Founded in 1997 by Taylor Deupree, 12k was initiallyconceived as a vehicle for experimental and minimal techno, moving away from the ambient techno projects Deupree had pursued in the early 90's with projects like SETI and Prototype 909. The first release was one of Deupree's own, Human Mesh Dance's Thesecretnumbertwelve , recorded for Silent but never released there. "I had no real plan for the label except to make a plan as time went on," recalls Deupree. "As the next year or two progressed, I knew I wanted to venture into more subtle, minimal territory. As my tastes shifted away from the straight techno rhythms into more listenable, yet still very synthetic sounds, i decided to release the .aiff compilation."

Named after the standard sound-file format .aiff proved to be a turning point for the label, highlighting not only familiar minimal techno of Kim Rapatti and Komet, but moving into the more unsettling realm of sharpened sinewaves and out-of-earshot rumblings. .aiff was released within a month of Caipirinha's Microscopic Sound, also compiled by Deupree, and together the two albums established a framework for what, at the time, seemed only a sprawling assemblage of entrpoic sounds.

"It was with that release," notes Deupree of .aiff "that the past seven years of my musical career came into focus. It was a huge turning point for me, and it defined a the direction for both my personnal work and the output of the label-both in terms of sound and design."

With its striking mylar packaging based on the 12k floppy-disk logo, also established the design standards that have become integral to the label's aesthetic. Similar to British experimental label Touch, 12k conceives of its releases as audiovisual projects where the design and music interrelate, "creating a complete concept." 0/r , for instance, from *0 and Richard Chartier, comes packaged in a die-cut sleeve with a preforated opening. Once its torn open, it can't be returned to its pristine state-a detail that resonates with the CD's pure/impure sonicoppositions, and highlights the fetish quality of 12k's impeccably designed releases (limited to 500 apiece, seven of of the label's 12 releases are sold out or out of print).

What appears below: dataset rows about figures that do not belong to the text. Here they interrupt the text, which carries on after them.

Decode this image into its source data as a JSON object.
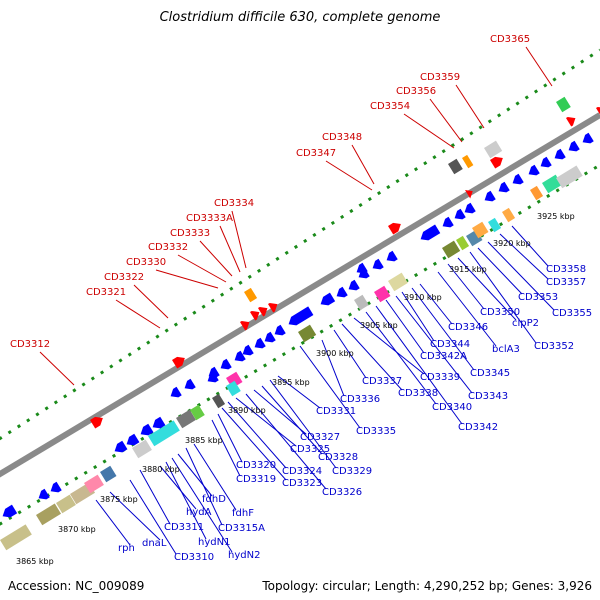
{
  "title": "Clostridium difficile 630, complete genome",
  "footer": {
    "accession": "Accession: NC_009089",
    "summary": "Topology: circular; Length: 4,290,252 bp; Genes: 3,926"
  },
  "colors": {
    "label_top": "#cc0000",
    "label_bottom": "#0000cc",
    "gene_forward": "#ff0000",
    "gene_reverse": "#0000ff",
    "backbone": "#8a8a8a",
    "tick_dots": "#1a8a1a"
  },
  "scale_labels": [
    "3865 kbp",
    "3870 kbp",
    "3875 kbp",
    "3880 kbp",
    "3885 kbp",
    "3890 kbp",
    "3895 kbp",
    "3900 kbp",
    "3905 kbp",
    "3910 kbp",
    "3915 kbp",
    "3920 kbp",
    "3925 kbp"
  ],
  "top_labels": [
    "CD3312",
    "CD3321",
    "CD3322",
    "CD3330",
    "CD3332",
    "CD3333",
    "CD3333A",
    "CD3334",
    "CD3347",
    "CD3348",
    "CD3354",
    "CD3356",
    "CD3359",
    "CD3365"
  ],
  "bottom_labels": [
    "rph",
    "dnaL",
    "CD3310",
    "CD3311",
    "hydA",
    "hydN1",
    "hydN2",
    "fdhD",
    "CD3315A",
    "fdhF",
    "CD3319",
    "CD3320",
    "CD3323",
    "CD3324",
    "CD3325",
    "CD3326",
    "CD3327",
    "CD3328",
    "CD3329",
    "CD3331",
    "CD3335",
    "CD3336",
    "CD3337",
    "CD3338",
    "CD3339",
    "CD3340",
    "CD3342",
    "CD3342A",
    "CD3343",
    "CD3344",
    "CD3345",
    "CD3346",
    "bclA3",
    "CD3350",
    "clpP2",
    "CD3352",
    "CD3353",
    "CD3355",
    "CD3357",
    "CD3358"
  ]
}
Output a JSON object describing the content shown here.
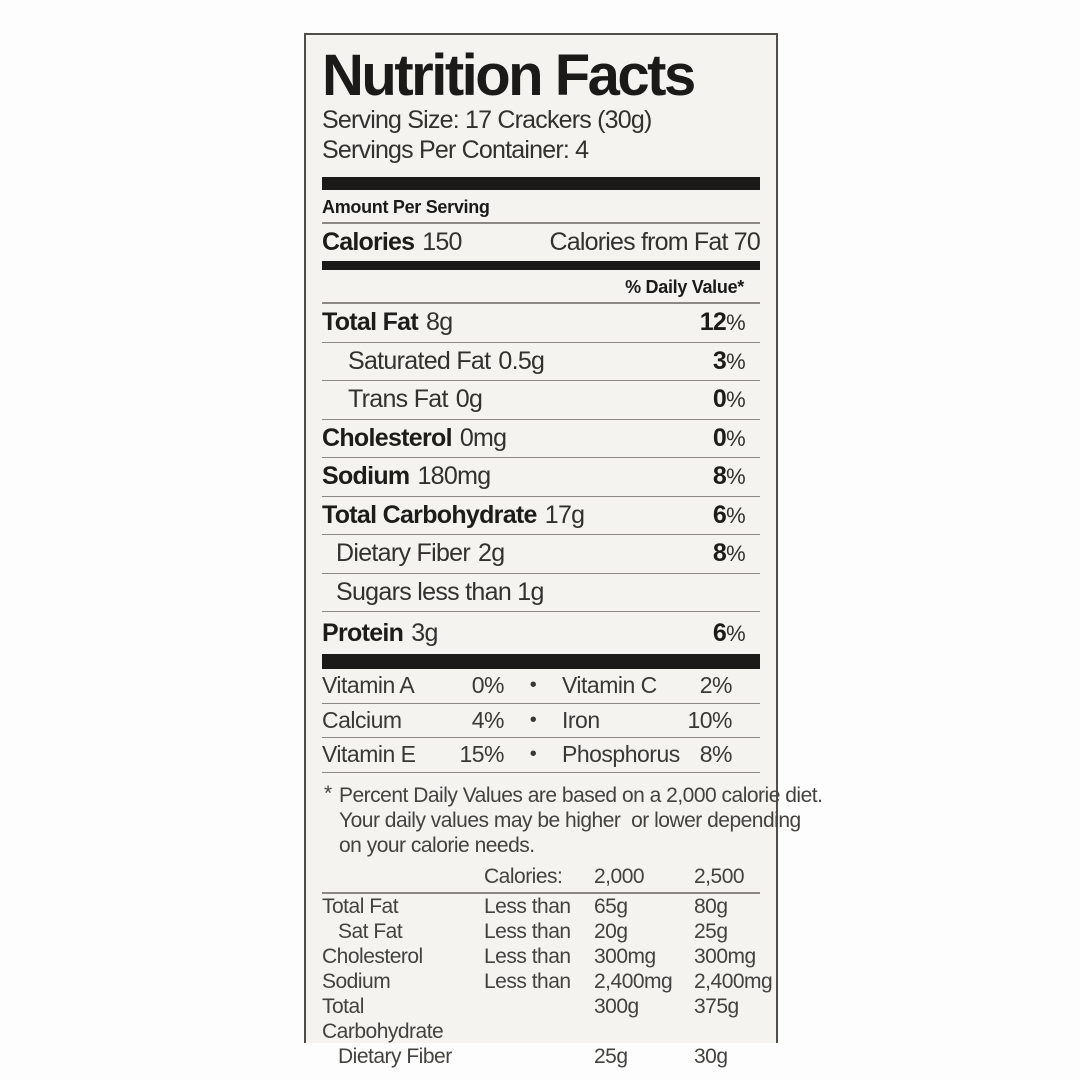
{
  "label": {
    "title": "Nutrition Facts",
    "serving_size": "Serving Size: 17 Crackers (30g)",
    "servings_per_container": "Servings Per Container: 4",
    "amount_per_serving": "Amount Per Serving",
    "calories": {
      "label": "Calories",
      "value": "150",
      "from_fat": "Calories from Fat 70"
    },
    "daily_value_header": "% Daily Value*",
    "percent_sign": "%",
    "nutrients": [
      {
        "name": "Total Fat",
        "amount": "8g",
        "dv": "12"
      },
      {
        "name": "Saturated Fat",
        "amount": "0.5g",
        "dv": "3"
      },
      {
        "name": "Trans Fat",
        "amount": "0g",
        "dv": "0"
      },
      {
        "name": "Cholesterol",
        "amount": "0mg",
        "dv": "0"
      },
      {
        "name": "Sodium",
        "amount": "180mg",
        "dv": "8"
      },
      {
        "name": "Total Carbohydrate",
        "amount": "17g",
        "dv": "6"
      },
      {
        "name": "Dietary Fiber",
        "amount": "2g",
        "dv": "8"
      },
      {
        "name": "Sugars less than 1g",
        "amount": "",
        "dv": ""
      },
      {
        "name": "Protein",
        "amount": "3g",
        "dv": "6"
      }
    ],
    "vitamins_bullet": "•",
    "vitamins": [
      {
        "left_name": "Vitamin A",
        "left_value": "0%",
        "right_name": "Vitamin C",
        "right_value": "2%"
      },
      {
        "left_name": "Calcium",
        "left_value": "4%",
        "right_name": "Iron",
        "right_value": "10%"
      },
      {
        "left_name": "Vitamin E",
        "left_value": "15%",
        "right_name": "Phosphorus",
        "right_value": "8%"
      }
    ],
    "footnote_marker": "*",
    "footnote_lines": [
      "Percent Daily Values are based on a 2,000 calorie diet.",
      "Your daily values may be higher  or lower depending",
      "on your calorie needs."
    ],
    "ref_table": {
      "header": {
        "calories": "Calories:",
        "v2000": "2,000",
        "v2500": "2,500"
      },
      "rows": [
        {
          "name": "Total Fat",
          "qualifier": "Less than",
          "v2000": "65g",
          "v2500": "80g"
        },
        {
          "name": "Sat Fat",
          "qualifier": "Less than",
          "v2000": "20g",
          "v2500": "25g"
        },
        {
          "name": "Cholesterol",
          "qualifier": "Less than",
          "v2000": "300mg",
          "v2500": "300mg"
        },
        {
          "name": "Sodium",
          "qualifier": "Less than",
          "v2000": "2,400mg",
          "v2500": "2,400mg"
        },
        {
          "name": "Total Carbohydrate",
          "qualifier": "",
          "v2000": "300g",
          "v2500": "375g"
        },
        {
          "name": "Dietary Fiber",
          "qualifier": "",
          "v2000": "25g",
          "v2500": "30g"
        }
      ]
    },
    "colors": {
      "panel_bg": "#f4f3f0",
      "text_bold": "#1d1c19",
      "text_regular": "#33312e",
      "hairline": "#8b8885",
      "thick_bar": "#1b1a18",
      "border": "#504e49",
      "background": "#fdfdfd"
    }
  }
}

While 12k represents a self-concious attempt to reinsert the idea of Art into the thoroughly commodified electronic music scene, LINE (curated by Chartier) is an outlet for "ultraminimal soundworks" by artists who work in other media-plastic, spatial, video- as well as music. While LINE is less rhythmically oriented, both labels, according to Deupree, "explore sound versus silence and question the art of listening." The labels-and microsound itself-are about the essential opposition between silence and listening. "It's about stripping away the excess and being able to concentrate on sound as pure form," he says "and yes, this requires a certain skill of listening. It is sound, but not necessarily music."

For 12k, as with many other self-conciously digital artists and labels, the means of production is as important as what it ultimately sounds like. "On a more conceptual level, i think its an exploration of the computer as an instrument," Deupree explains the label's mission. "Just as experimental artists would dig and abuse the limits of hardware synthesizers in years past, the recent explosion of software sound tools and powerful home computers has led to an interest in seeing how far they can be pushed, and to find ways to use them as they are not suppossed to be used."